In his introduction he takes various historians to task: those who have caricatured British miners as unionists (6-7); those who espouse BC exceptionalism (6-9); those who claim that the origin cultures of British, Chinese, Italian, and American immigrants were simplified rather than transformed by their new surroundings (18); and those British historians who have ignored that country’s emigrant working class and assumed it to be unchanged by the countries in which the workers settled (11). 

As a coalmining historian who writes for a general audience, I have been looking forward to Belshaw’s scholarly treatment of the subject. His analysis of census data in general and marriage and fertility in particular shine new light on the behaviour of British miners on Vancouver Island (66-73). 

Belshaw did his early work in Great Britain and his knowledge of British sources serves the reader well. But every mining region has its’ own words to describe itself and the work it does and while Belshaw understands the appeal that words unique to a sub-culture have for a reader, his use of the British phrase “winning the coal,” for example, and the word “hewer” instead of “digger,” seems strange given the richness of the Vancouver Island coalmining vernacular. 

There is a difference too between using the words unique to a subculture and using jargon, a sin of which Belshaw is mostly guilt-free. It is a pity then that his editors failed to suggest that he refrain from using such words as “racialization”(i8) and such phrases as “problematized contemporaneously” (192). This from a man who, when describing the supplanting of cricket with baseball in the hearts of Nanaimo coal miners, is capable of writing “and the cricket oval rang less frequently to the sound of leather on willow, more often to horsehide on ash” (187). Such fine writing also allows the reader to forgive Belshaw for giving the first name of “Thomas” to English novelist John Galsworthy (25) and for using the hardrock mining term “slag” instead of the coalmining term “slack” (175). 

Quibbles aside, Belshaw’s analysis of the two methods of coal removal – pillar and stall on the one hand and longwall on the other – and their relationship to the employment of Chinese workers and to management’s consequent ability to combat labour militancy, is an important issue in the book and one that is discussed at various times (81-3,122,126,130). The pillar and stall method, according to Belshaw, lessens management’s ability to use unskilled labour (the majority of whom were Chinese), while the longwall method allows for the supervised employment of more unskilled workers. This is a valid supposition, but it has two flaws when applied to the Vancouver Island coalfield. 

First, it ignores the fact that many Chinese worked in pillar and stall mines as backhands for skilled white diggers.

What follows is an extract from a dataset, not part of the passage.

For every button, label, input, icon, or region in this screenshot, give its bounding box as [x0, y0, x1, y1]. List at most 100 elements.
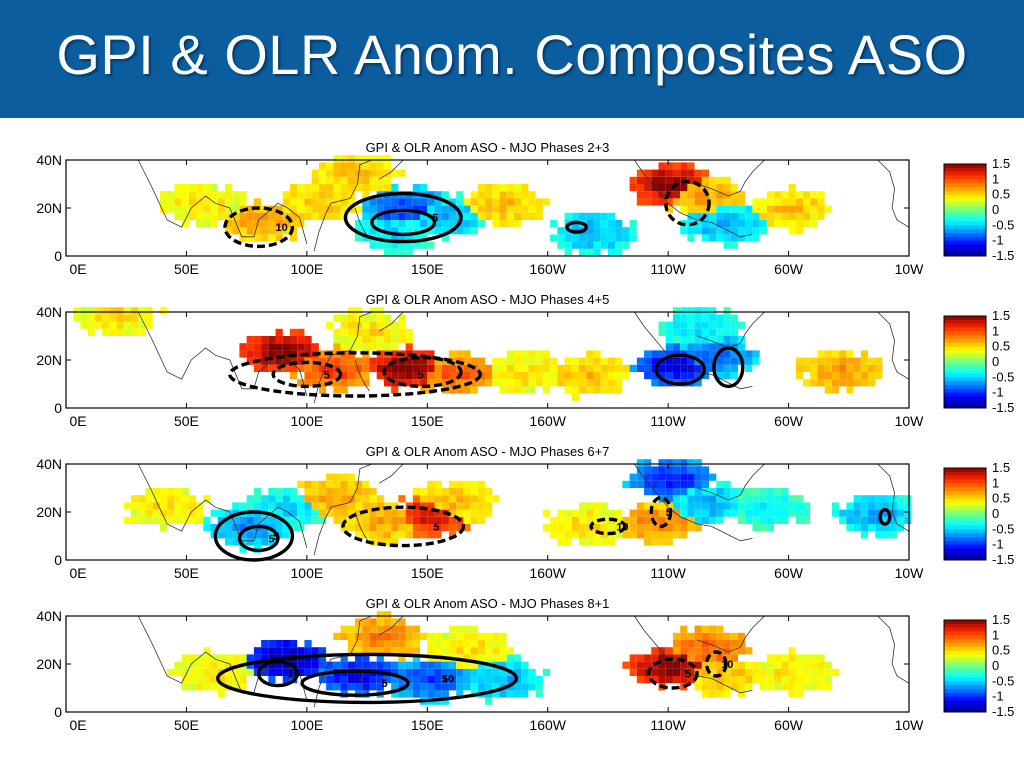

Chinese backhands learned by observation how to blast the coal and eventually worked as diggers themselves. They were then able to comprise the entire workforce of a mine (Number Two Mine in Cumberland) and, incidentally, to have the best safety record on Vancouver Island in the 1890s. 

Second, Belshaw’s analysis requires that the mines owned by the Dunsmuirs, a family notoriously opposed to organized labour, be worked predominantly by the longwall method, and the mines owned by the Vancouver Coal Mining and Land Company, a company with a more benevolent, if pragmatic, labour policy, be worked by pillar and stall. But since the choice of one method over the other was determined largely by the thickness of the seam and not by the labour policies of management, the methods were not used as exclusively by either of these major employers, as Belshaw would have the reader believe. This argument only points out the liveliness of a debate which will become even more interesting as more scholarly books are written about this complex and important aspect of British Columbia history. Belshaw s wish to “restore the British miners of Vancouver Island to British history” and to “restore the making of the British Columbian working class to British Columbian history” will be well served by this debate and by this handsome and well-written book.